その姿勢は2020年にジャニーズ事務所を退所し、「のんびりなかい」という個人事務所を設立して以降も変わらない。忖度せず、圧力にも屈せず、それでいて誰かを貶めることのない絶妙なバランス感覚。今回の香取慎吾との再会とトークは、そんな中居の“人としての度量”が再確認されたシーンでもあった。
■変わるテレビ、変わる芸能界、中居が示す“忖度しない道”
中居は今回の番組で、「忖度しない」と明言した。この言葉は、これまでの芸能界ではタブー視されがちな対立、関係性、立場の違いに敢えて切り込むことへの覚悟と読み取れる。
長年、ジャニーズ事務所の“壁”として語られてきた「圧力」や「共演NG」。だが、それを中居のような大きな存在が当たり前のように飛び越え、「テレビとはこうあるべき」「これが視聴者が観たい真実だ」と体現してみせたことは意味が大きい。むしろ、今の時代に求められるのは、表面的なギャグや仮初めの和解ではなく、“本物の対話”であり、“その人らしさ”による信頼なのだ。
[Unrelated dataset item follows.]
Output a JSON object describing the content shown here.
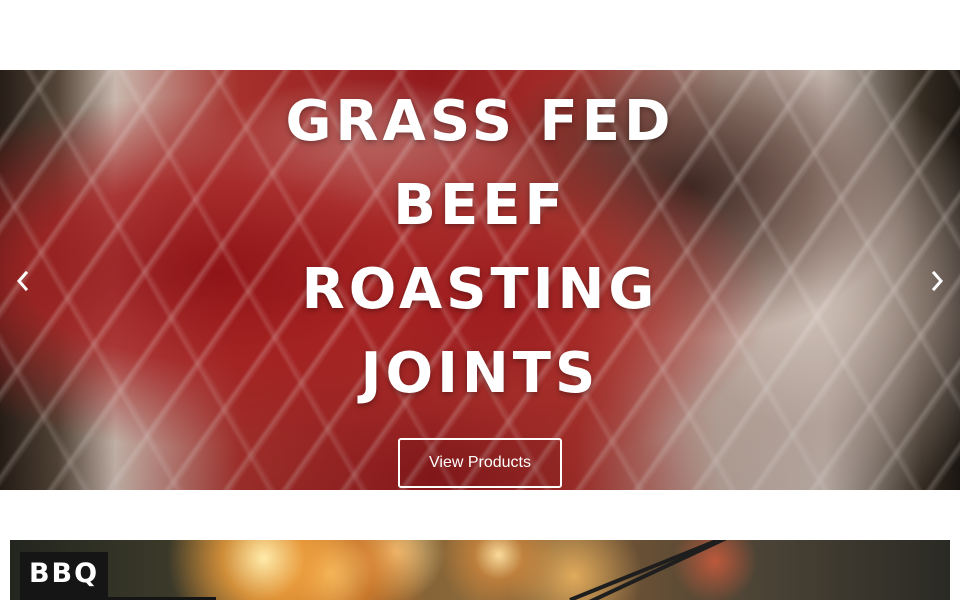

視聴者やファンの多くが今回の再会に感動し、あるいは「これが本来のテレビのあるべき姿」だと感じた背景には、いまのテレビ・芸能界への疲弊と、リアルな人間関係を求める想いがあったからだろう。
■「また、会える」というあり方
香取は番組後、「またね」と笑った。そこに確約はない。だが、そこに込められた「可能性」という名の希望に、多くのファンが心を重ねた。
画面の向こうで静かに、されど確かに抱擁を交わすような二人の関係性の今は、SMAPに青春を過ごした世代のみならず、机の前でテレビを眺めていた子どもたちの心にも、深く響いたに違いない。
そして、それを実現させたのは、中居正広という男の、人に流されず、自らの言葉と心で生きる“誠実さ”だった。
今、中居正広は芸能界という枠組みを超え、「あの人が言うなら信じられる」と思える数少ない存在となりつつある。忖度しない、でも思いやりは忘れない。その絶妙なバランスで、これからも多くの人の道しるべとして、生き続けてゆくだろう。
「再会」は確かに奇跡だった。しかしそれは、“待つ人”がいたからこそ起こせた奇跡であり、“動いた者”がいたからこそ形になった現実でもあった。
テレビの向こうで静かに手を差し伸べた中居正広の姿は、今も多くの人の記憶に、優しく、温かく、焼きついている。